Die Forschenden konnten im Tierversuch zeigen, dass mit einer asymmetrischen LALA-Mutation, die nur auf derjenigen Fc-Seite (cis) eingeführt wurde, die auch für die TfR-Bindung verantwortlich ist, die hämatologischen Risiken ausgeschaltet werden können. Des Weiteren konnten sie in In-vitro-Versuchen mit Amyloid-inkubierten Maushirnzellen sowie mit transgenen Alzheimer-Demenz-Mäusen zeigen, dass die ATV in der Lage sind, Mikroglia zu rekrutieren und eine Amyloid-Clearance herbeizuführen.

Bessere Penetration, weniger Nebenwirkungen

Mittels Bildgebung an Mausgehirnen konnte einen Tag nach der Verabreichung außerdem eine breite Verteilung der ATV im gesamten Hirnparenchym nachgewiesen werden, was deren transzytotische Aufnahme durch TfR-exprimierende Endothelzellen in die Hirnkapillaren belegt. Im Vergleich dazu führte eine Applikation von nicht modifizierten Anti-Aβ-Antikörpern zu einer signifikant geringeren Konzentration im Gehirn, wobei sich die Antikörper hauptsächlich im Plexus choroideus, in perivaskulären Regionen und im Hirngewebe um Arterien und Arteriolen wiederfanden.

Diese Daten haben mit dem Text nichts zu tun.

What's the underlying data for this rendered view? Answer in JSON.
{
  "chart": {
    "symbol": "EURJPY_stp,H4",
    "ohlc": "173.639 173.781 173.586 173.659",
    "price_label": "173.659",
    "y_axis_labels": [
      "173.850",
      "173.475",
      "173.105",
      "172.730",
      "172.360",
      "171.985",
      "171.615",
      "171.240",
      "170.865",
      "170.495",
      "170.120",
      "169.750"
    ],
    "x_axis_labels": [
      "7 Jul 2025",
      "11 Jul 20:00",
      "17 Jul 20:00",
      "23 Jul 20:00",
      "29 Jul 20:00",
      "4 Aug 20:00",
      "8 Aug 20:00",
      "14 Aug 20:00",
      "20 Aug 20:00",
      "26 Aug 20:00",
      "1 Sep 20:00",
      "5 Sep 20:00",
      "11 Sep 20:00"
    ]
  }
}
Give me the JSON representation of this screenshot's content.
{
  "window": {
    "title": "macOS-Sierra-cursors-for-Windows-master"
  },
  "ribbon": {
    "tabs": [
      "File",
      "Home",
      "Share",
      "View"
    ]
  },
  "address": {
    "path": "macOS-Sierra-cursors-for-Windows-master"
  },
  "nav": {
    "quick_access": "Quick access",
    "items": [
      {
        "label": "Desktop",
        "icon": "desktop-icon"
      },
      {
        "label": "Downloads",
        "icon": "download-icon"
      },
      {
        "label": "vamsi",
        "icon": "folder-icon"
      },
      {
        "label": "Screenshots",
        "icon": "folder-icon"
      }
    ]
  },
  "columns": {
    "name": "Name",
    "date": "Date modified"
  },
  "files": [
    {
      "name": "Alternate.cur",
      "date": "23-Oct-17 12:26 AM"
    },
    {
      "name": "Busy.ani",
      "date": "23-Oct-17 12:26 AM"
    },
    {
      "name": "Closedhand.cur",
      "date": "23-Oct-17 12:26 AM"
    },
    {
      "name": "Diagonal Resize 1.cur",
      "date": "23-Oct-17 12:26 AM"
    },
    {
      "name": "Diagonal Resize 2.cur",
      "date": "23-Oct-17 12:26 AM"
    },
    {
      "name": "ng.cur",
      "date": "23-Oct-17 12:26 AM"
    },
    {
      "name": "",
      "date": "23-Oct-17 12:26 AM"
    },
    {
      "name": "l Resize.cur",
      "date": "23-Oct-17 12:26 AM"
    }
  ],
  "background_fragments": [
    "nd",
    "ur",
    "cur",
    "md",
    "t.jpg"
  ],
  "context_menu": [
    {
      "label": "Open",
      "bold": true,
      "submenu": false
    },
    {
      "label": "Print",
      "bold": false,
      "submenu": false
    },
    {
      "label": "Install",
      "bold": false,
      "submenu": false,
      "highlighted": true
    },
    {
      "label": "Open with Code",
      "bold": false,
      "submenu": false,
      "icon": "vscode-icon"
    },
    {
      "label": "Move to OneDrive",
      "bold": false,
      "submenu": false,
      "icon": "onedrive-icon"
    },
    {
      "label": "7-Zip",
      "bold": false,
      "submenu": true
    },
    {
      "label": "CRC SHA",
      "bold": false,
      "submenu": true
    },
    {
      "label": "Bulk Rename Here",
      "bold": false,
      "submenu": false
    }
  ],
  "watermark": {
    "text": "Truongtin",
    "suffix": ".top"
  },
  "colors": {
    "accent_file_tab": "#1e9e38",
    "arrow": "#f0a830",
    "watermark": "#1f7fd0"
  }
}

Das unterschiedliche Verteilungsmuster ist womöglich eine Erklärung dafür, dass die Behandlung mit ATV im Vergleich zu nicht modifizierten Anti-Aβ-Antikörpern mit einem erheblich verringerten Risiko von ARIA-ähnlichen Läsionen sowie einer Verringerung von Gefäßentzündungen und -störungen verbunden war.

Klinisch betrachtet hat die neue Plattform das Potenzial für eine verbesserte Anwendung von therapeutischen Antikörpern und anderen Wirkstoffen (zum Beispiel Enzymen) im Gehirn. Bis zu einer möglichen Zulassung sind jedoch noch zahlreiche Tests zu bestehen.